おそらく、非常に苦労した末に不自然な発話ができるようになるのではないでしょうか。
そうではなく、赤ちゃんは、音を聴き、その音を実現しようとし続け(聴いて、言ってみて、違いを感じて、また聴いて、言って、違いを感じて、の繰り返しによって)、その結果、自然に、舌の複雑な動きが実現されていくのです。
タンギングも同じで、出したい音(タンギングの)をイメージし、それを実現しようとし続けることによって、結果的に、複雑な舌の動きは実現されてくるのです。
そしてさらに言えば、舌や口腔の形状や大きさの個人差から、タンギングの際の舌の動きというのは個人差があって然るべきものです。
3)舌の強化ではなく、舌のリラックス
特に、速いタンギングをしようとする時に、「舌の動きを強化しよう」と考えがちですが、舌の動きは、硬いのと柔軟なのと、どちらの方が速さに対応しやすいかといえば、それは柔軟な方です。
もちろん、舌を強く使い、破裂音のようにしてタンギングのクリアさを出すことは可能ですが、それでは速いタンギングに対応できないことと、クリアなタンギングは、舌の強さによるものではなく、あくまで音そのものがクリアに発音される状態であれば舌は柔軟なままでも実現される(つまり問題は「タンギング」ではなく「発音」)ことから、舌は基本的にリラックスしたままで良い、リラックスしたままである方が有利である、と言えます。

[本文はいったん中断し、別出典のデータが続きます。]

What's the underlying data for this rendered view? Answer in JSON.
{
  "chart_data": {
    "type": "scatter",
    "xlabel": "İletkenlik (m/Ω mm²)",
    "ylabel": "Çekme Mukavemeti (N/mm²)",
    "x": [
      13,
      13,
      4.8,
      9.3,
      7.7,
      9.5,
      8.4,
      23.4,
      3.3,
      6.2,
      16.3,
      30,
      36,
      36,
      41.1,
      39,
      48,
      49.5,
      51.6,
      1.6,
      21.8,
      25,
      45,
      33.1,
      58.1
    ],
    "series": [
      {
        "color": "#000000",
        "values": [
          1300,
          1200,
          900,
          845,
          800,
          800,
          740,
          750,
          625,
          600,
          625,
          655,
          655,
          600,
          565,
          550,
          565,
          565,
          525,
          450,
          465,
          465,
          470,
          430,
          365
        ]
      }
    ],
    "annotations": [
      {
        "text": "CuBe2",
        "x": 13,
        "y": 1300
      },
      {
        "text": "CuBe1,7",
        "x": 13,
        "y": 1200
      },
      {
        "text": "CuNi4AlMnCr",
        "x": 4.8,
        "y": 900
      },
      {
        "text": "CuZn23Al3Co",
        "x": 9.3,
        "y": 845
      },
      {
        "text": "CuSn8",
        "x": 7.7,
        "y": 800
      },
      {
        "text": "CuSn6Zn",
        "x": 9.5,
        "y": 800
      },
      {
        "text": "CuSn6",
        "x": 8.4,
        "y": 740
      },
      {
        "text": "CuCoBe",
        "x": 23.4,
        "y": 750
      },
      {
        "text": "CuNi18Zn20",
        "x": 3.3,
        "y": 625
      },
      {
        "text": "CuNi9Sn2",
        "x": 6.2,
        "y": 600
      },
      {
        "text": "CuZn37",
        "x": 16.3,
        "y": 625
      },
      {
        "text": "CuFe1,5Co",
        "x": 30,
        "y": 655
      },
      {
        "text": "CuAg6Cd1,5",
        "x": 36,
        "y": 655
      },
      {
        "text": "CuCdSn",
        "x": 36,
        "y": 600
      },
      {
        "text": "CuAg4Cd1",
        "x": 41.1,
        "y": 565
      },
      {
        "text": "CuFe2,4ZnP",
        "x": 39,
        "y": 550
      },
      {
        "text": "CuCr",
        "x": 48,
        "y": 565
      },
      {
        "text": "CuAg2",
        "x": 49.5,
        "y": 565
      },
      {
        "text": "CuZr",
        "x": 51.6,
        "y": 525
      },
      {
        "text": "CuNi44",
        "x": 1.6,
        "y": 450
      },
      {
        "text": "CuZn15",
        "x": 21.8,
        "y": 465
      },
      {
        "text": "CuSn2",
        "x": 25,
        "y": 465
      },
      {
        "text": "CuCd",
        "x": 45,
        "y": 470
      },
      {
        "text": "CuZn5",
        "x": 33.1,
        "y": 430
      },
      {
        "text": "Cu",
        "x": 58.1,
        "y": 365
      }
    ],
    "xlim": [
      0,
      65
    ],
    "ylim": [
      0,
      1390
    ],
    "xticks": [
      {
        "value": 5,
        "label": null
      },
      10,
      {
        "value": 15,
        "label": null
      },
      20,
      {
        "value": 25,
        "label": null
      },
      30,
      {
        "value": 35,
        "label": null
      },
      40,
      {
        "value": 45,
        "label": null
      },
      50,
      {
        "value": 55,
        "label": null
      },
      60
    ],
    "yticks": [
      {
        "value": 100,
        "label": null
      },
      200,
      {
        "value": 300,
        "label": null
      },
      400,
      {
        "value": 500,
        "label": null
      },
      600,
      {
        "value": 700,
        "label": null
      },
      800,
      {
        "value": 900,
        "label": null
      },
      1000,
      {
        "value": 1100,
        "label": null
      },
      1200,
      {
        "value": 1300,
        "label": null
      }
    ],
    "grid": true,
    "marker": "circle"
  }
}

速いタンギングをしようとすればするほど、舌の余計な力みを軽減させていくことがキーとなるでしょう。
■A
息の流れを十分に保ったまま、スムーズにタンギングをしましょう。
息の流れはロングトーンのように、流れっぱなし。
その一本の息の流れに、舌で区切り目をつけていくだけです。
決して一個一個の音で息を毎回押し込む必要はありません。
■B
舌をリラックスさせる練習です。
楽譜の「○」印のついた音を出したその勢いと流れのまま、その後の音は勝手に出る感じにします。
○の音に少しアクセントをつける感じ、その勢いのまま続く音もタンギングし自然に少しdim.する感じ、と言い換えることもできます。
全ての音を押し出そうとするのではなく、最初の音の勢いを利用して、それに続く音は流れで勝手に出る感じです。
■C
息の流れを確認し、それとタンギングとをつなげる練習です。
「×」の音は、楽器に息のみ流し、音は出しません。この時に、スムーズな息の流れを確認します。
それに続いて、音を出します。
息のスムーズさをつなげるようにしましょう。
(「×」の時も、音が動く場合はピストンを動かしながら行います。)
■D
音の高さを動かしながらタンギングします。
基本的には、Aと同様で、息のスムーズな流れを持ったままタンギングします。
■E
半音階でタンギングします。
まずはスラーで吹き、その後タンギングをつけます。
スラーの時に、良い状態を作りましょう。無理がなくスムーズに。
そうしたら、そのまま、タンギングをつけるだけ。
■F
スラーからタンギングにつなげる練習です。
まずスラーで良い状態を作ります。無理なくスムーズに。
それにあとはタンギングをつけるだけ。
■G
音が動くタンギングの練習例です。
同じ音の連続から始めて、一音ずつ動きをつけていきます。
一音ずつ、音の位置を(音のセンターを)確認しながら進めていきます。